The same can also be said to Auditor-General Chiri. All those reports exposing corruption cannot be allowed to go to waste.

Mrs Chiri is doing a great job, but the results are yet to be seen. The results are handcuffs and leg irons.

The Transitional Stabilisation Programme (TSP) is a brilliant roadmap towards achieving Vision 2030.

The TSP was launched in October last year by Finance and Economic Development Minister Professor Mthuli Ncube and is running up to December 2020, by which time it should have provided a firm foundation for the attainment of an upper middle income status economy as expounded by President Mnangagwa.

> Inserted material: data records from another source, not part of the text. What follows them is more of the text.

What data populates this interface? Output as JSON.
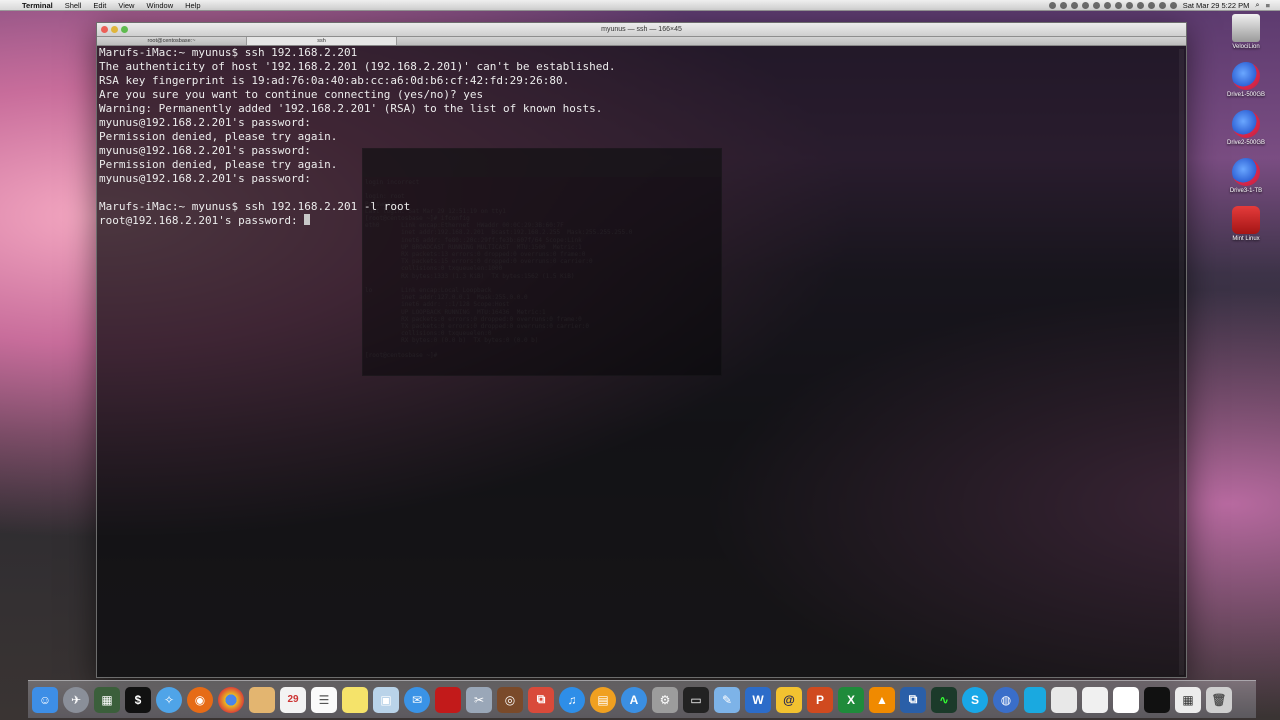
{
  "menubar": {
    "apple": "",
    "app_name": "Terminal",
    "menus": [
      "Shell",
      "Edit",
      "View",
      "Window",
      "Help"
    ],
    "clock": "Sat Mar 29  5:22 PM"
  },
  "window": {
    "title": "myunus — ssh — 166×45",
    "tabs": [
      "root@centosbase:~",
      "ssh"
    ]
  },
  "terminal_lines": [
    "Marufs-iMac:~ myunus$ ssh 192.168.2.201",
    "The authenticity of host '192.168.2.201 (192.168.2.201)' can't be established.",
    "RSA key fingerprint is 19:ad:76:0a:40:ab:cc:a6:0d:b6:cf:42:fd:29:26:80.",
    "Are you sure you want to continue connecting (yes/no)? yes",
    "Warning: Permanently added '192.168.2.201' (RSA) to the list of known hosts.",
    "myunus@192.168.2.201's password:",
    "Permission denied, please try again.",
    "myunus@192.168.2.201's password:",
    "Permission denied, please try again.",
    "myunus@192.168.2.201's password:",
    "",
    "Marufs-iMac:~ myunus$ ssh 192.168.2.201 -l root"
  ],
  "prompt_line": "root@192.168.2.201's password: ",
  "desktop_icons": [
    {
      "label": "VelociLion",
      "kind": "hd"
    },
    {
      "label": "Drive1-500GB",
      "kind": "drv"
    },
    {
      "label": "Drive2-500GB",
      "kind": "drv"
    },
    {
      "label": "Drive3-1-TB",
      "kind": "drv"
    },
    {
      "label": "Mint Linux",
      "kind": "par"
    }
  ],
  "dock": {
    "date_icon_day": "29",
    "colors": {
      "finder": "#3d8ee6",
      "terminal": "#111111",
      "firefox": "#e66b16",
      "chrome": "#e8b923",
      "itunes": "#2e8ee8",
      "word": "#2c6cc9",
      "excel": "#1f8b3b",
      "powerpoint": "#d04a1f",
      "vlc": "#f08a00",
      "skype": "#19a7e7"
    }
  }
}
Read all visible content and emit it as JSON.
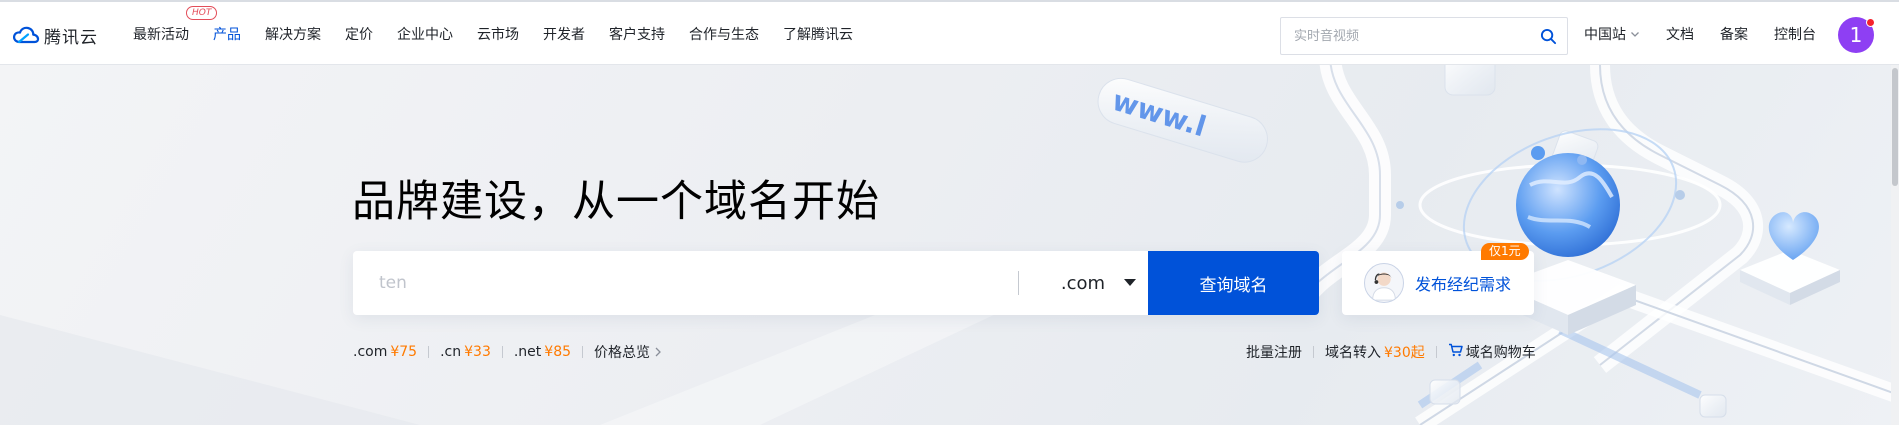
{
  "brand": {
    "name": "腾讯云",
    "logo_icon": "cloud-logo-icon"
  },
  "nav": {
    "items": [
      {
        "label": "最新活动",
        "badge": "HOT"
      },
      {
        "label": "产品",
        "active": true
      },
      {
        "label": "解决方案"
      },
      {
        "label": "定价"
      },
      {
        "label": "企业中心"
      },
      {
        "label": "云市场"
      },
      {
        "label": "开发者"
      },
      {
        "label": "客户支持"
      },
      {
        "label": "合作与生态"
      },
      {
        "label": "了解腾讯云"
      }
    ]
  },
  "search": {
    "placeholder": "实时音视频",
    "icon": "search-icon"
  },
  "right_nav": {
    "site": "中国站",
    "docs": "文档",
    "filing": "备案",
    "console": "控制台"
  },
  "user": {
    "avatar_initial": "1",
    "accent": "#8e3ff3"
  },
  "hero": {
    "title": "品牌建设，从一个域名开始",
    "domain_input": {
      "value": "",
      "placeholder": "ten"
    },
    "suffix_selected": ".com",
    "query_button": "查询域名",
    "broker": {
      "label": "发布经纪需求",
      "badge": "仅1元"
    },
    "prices": [
      {
        "suffix": ".com",
        "price": "¥75"
      },
      {
        "suffix": ".cn",
        "price": "¥33"
      },
      {
        "suffix": ".net",
        "price": "¥85"
      }
    ],
    "price_overview": "价格总览",
    "actions": {
      "bulk_register": "批量注册",
      "transfer_label": "域名转入",
      "transfer_price": "¥30起",
      "cart": "域名购物车"
    }
  },
  "colors": {
    "primary": "#0052d9",
    "price": "#ff7a00",
    "hot": "#e34d59"
  }
}
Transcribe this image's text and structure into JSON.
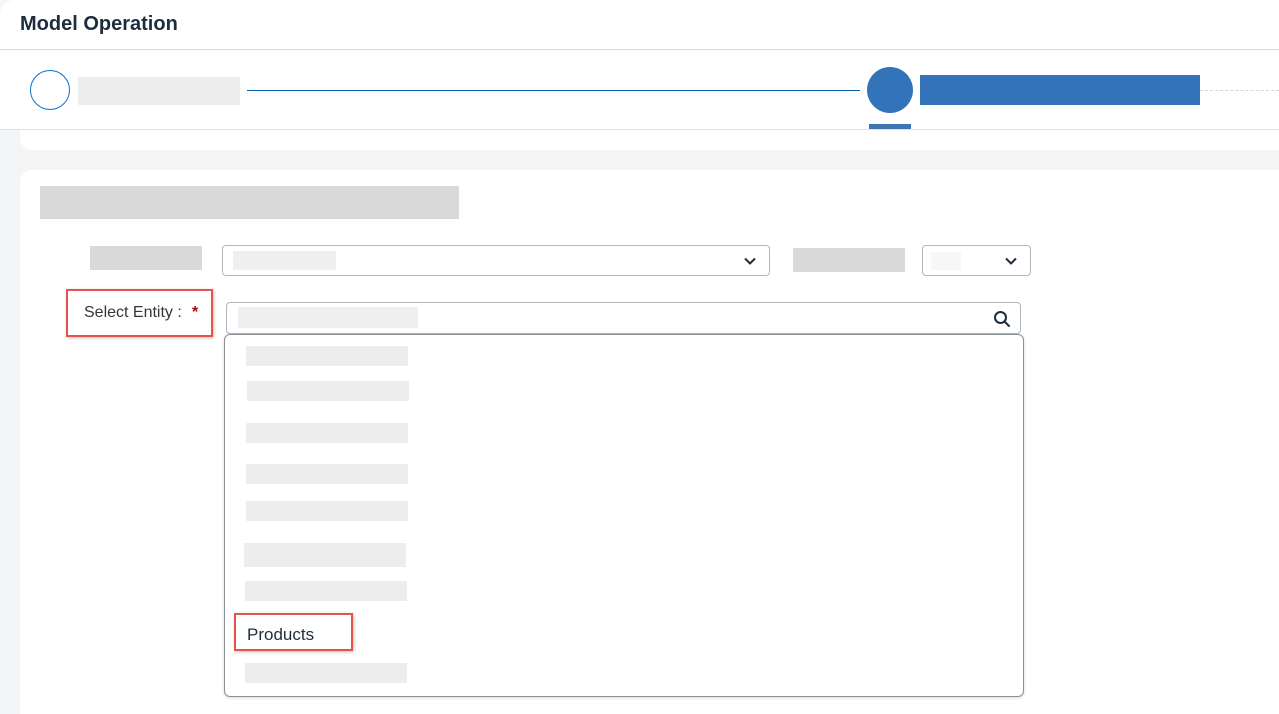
{
  "header": {
    "title": "Model Operation"
  },
  "form": {
    "entity_label": "Select Entity :",
    "required_mark": "*"
  },
  "dropdown": {
    "options": [
      {
        "label": ""
      },
      {
        "label": ""
      },
      {
        "label": ""
      },
      {
        "label": ""
      },
      {
        "label": ""
      },
      {
        "label": ""
      },
      {
        "label": ""
      },
      {
        "label": "Products"
      },
      {
        "label": ""
      }
    ]
  },
  "icons": {
    "search": "search-icon",
    "chevron": "chevron-down-icon"
  },
  "colors": {
    "accent": "#3273b9",
    "highlight_border": "#e5534b",
    "required": "#aa0808",
    "title_text": "#1d2d3e"
  }
}
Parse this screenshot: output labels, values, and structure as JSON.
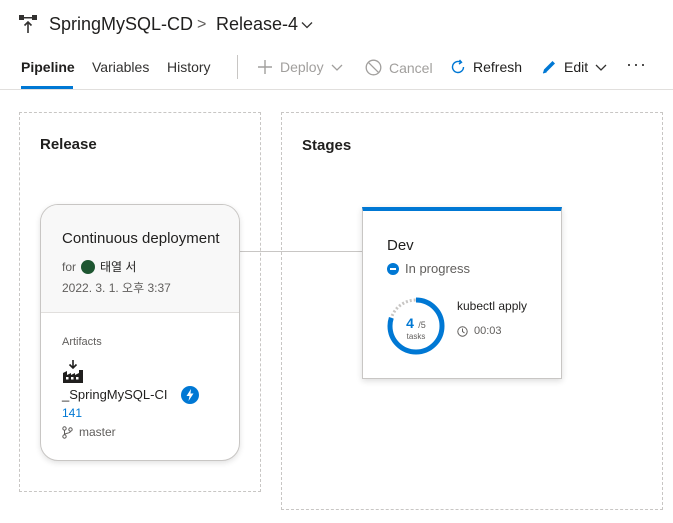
{
  "header": {
    "project": "SpringMySQL-CD",
    "separator": ">",
    "release": "Release-4"
  },
  "tabs": [
    {
      "label": "Pipeline",
      "active": true
    },
    {
      "label": "Variables",
      "active": false
    },
    {
      "label": "History",
      "active": false
    }
  ],
  "toolbar": {
    "deploy": "Deploy",
    "cancel": "Cancel",
    "refresh": "Refresh",
    "edit": "Edit",
    "more": "···"
  },
  "release_panel": {
    "title": "Release",
    "trigger": "Continuous deployment",
    "for_label": "for",
    "user": "태열 서",
    "date": "2022. 3. 1. 오후 3:37",
    "artifacts_label": "Artifacts",
    "artifact_name": "_SpringMySQL-CI",
    "build_number": "141",
    "branch": "master"
  },
  "stages_panel": {
    "title": "Stages",
    "stage": {
      "name": "Dev",
      "status": "In progress",
      "tasks_done": "4",
      "tasks_total": "/5",
      "tasks_label": "tasks",
      "tasks_fraction": 0.8,
      "current_task": "kubectl apply",
      "elapsed": "00:03"
    }
  },
  "colors": {
    "accent": "#0078d4",
    "text": "#201f1e",
    "muted": "#605e5c",
    "border": "#c8c6c4"
  }
}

The TSP proffers policy interventions to build investor confidence and enable private sector led economic growth.

However, this can only be achieved if corruption is arrested and all arms of the State play their part.

No investor can take Zimbabwe seriously if we do not take ourselves seriously.

The World Bank Group considers corruption a major challenge to its twin goals of ending extreme poverty by 2030 and boosting shared prosperity for the poorest 40 percent of people in developing countries.

We all have a collective responsibility of reviving our economy and building the Zimbabwe we all want.

Together we must identify priorities, problems and find solutions.

There is no shortage of judicious leaders in Zimbabwe.

Let those with the interests of the country at heart run our institutions and not those who just want to pamper themselves.

Those who want to get rich quick should start their own companies where they can have as many allowances as they want.